L’altra significativa differenza riguarda l’apparato iconografico: il testo di De Seta è privo d’immagini e lascia alla parola ogni potere descrittivo ed evocativo; quello di Romano invece racconta i luoghi anche attraverso un ricco repertorio di fotografie e disegni. Scelta coerente con le rispettive ambizioni. De Seta esprime una dimensione politica e una forte vis polemica che si sofferma spesso su progetti e trasformazioni, anche recenti. Ne escono dipinti in chiaroscuro che si propongono d’illuminare la tendenza dell’urbanità: “Questo viaggio, volto a capire quale sia stato il passato e quale futuro attende le nostre città, non induce all’ottimismo, ma neppure vicina mi pare la minacciata e irreversibile catastrofe urbana.
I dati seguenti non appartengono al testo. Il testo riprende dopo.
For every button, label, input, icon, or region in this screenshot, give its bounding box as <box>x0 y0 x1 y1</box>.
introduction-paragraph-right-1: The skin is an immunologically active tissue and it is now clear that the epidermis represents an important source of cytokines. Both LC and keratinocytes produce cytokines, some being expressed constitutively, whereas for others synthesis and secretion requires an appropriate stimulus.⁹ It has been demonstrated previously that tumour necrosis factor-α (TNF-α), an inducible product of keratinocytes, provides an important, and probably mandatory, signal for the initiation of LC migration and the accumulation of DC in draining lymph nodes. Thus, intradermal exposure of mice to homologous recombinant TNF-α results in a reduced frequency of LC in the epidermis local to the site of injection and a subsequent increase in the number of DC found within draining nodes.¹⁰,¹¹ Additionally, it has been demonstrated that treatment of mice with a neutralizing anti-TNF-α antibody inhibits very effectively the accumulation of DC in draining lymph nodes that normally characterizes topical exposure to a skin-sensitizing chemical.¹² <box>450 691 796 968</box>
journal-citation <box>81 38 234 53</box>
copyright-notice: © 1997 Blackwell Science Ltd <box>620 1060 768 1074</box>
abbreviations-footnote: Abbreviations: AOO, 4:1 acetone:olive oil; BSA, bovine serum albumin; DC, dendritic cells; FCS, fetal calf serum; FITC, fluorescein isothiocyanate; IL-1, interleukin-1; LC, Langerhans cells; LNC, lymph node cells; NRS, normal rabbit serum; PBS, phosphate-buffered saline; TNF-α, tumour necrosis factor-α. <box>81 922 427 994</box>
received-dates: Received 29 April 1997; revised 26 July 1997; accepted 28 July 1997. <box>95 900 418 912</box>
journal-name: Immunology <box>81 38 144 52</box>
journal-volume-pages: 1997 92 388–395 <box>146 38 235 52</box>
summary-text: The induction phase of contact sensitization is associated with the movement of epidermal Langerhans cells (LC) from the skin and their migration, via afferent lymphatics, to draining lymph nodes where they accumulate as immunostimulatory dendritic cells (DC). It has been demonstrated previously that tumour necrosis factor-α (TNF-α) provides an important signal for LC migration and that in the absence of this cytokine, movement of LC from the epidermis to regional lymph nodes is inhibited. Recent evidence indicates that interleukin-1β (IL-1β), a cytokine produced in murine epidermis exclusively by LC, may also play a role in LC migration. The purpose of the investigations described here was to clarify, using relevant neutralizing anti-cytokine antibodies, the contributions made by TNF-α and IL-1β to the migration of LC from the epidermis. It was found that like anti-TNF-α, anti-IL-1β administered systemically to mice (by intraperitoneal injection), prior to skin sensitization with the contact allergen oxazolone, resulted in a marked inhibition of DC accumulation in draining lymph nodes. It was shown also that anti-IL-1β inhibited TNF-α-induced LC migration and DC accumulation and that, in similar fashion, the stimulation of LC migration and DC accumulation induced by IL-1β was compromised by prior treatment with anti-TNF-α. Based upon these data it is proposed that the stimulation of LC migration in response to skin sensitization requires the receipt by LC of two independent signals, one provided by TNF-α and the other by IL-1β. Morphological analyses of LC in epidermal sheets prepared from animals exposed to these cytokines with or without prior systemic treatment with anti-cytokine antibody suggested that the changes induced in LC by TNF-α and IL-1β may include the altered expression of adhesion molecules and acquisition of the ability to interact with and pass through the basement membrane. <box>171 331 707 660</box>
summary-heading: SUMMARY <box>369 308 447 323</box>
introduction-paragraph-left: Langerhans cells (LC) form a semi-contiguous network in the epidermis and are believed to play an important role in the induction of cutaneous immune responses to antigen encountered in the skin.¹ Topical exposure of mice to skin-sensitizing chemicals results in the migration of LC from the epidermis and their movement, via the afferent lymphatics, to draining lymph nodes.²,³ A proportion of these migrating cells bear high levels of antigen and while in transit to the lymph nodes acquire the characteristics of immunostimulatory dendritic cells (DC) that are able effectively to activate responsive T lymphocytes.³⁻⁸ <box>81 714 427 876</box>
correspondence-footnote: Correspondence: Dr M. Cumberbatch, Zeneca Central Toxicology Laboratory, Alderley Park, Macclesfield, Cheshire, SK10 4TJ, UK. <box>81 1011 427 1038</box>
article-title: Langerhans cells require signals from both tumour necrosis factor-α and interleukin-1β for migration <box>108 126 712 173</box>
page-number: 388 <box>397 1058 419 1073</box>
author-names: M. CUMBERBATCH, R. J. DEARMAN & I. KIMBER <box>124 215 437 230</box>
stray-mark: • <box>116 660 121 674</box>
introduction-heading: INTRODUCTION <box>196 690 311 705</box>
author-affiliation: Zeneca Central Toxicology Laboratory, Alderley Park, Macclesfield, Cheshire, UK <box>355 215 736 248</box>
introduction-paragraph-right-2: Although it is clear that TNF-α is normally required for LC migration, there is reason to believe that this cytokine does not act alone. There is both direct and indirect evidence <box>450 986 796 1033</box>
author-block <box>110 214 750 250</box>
Di città continueremo a vivere e a morire ancora a lungo e questo, per quello che esse rappresentano nella mia vita, non è solo un auspicio ma una consolazione”.

Dove De Seta cerca i germi della città di oggi per immaginarsi quella di domani, l’attenzione di Romano è invece orientata a individuare l’essenza di opera d’arte della città stessa, di scovare la sua bellezza estetica, spesso nascosta “nella costanza dei temi collettivi, nel ricorrere delle medesime sequenze di strade e di piazze tematizzate”. Sono questi i luoghi “battuti” e raccontati nelle sue forme e nei suoi significati.

Le tante contraddizioni trovano una sintesi possibile nell’identità delle singole città, nelle loro eccezionalità individuali. Quell’identità che permette di riconoscere le differenze nonostante – scrive De Seta – “un forsennato rinnovo urbano tende ad appiattire le singole identità, sicché passando per la periferia di Madrid può capitare di pensare alle borgate che assediano Roma, o attraversando talune aree di Londra si fatica a distinguerle da quelle di Francoforte o di Singapore”. E forse sta proprio qua – nel ritrovare le identità che superano l’omologazione – l’aspetto più interessante della lettura dei due libri, dai quali emerge una tale “passione” per la città che permette a Romano di raccontare, a poche pagine di distanza e con la stessa metodologia, New York e Sassello (meno di duemila abitanti in provincia di Savona).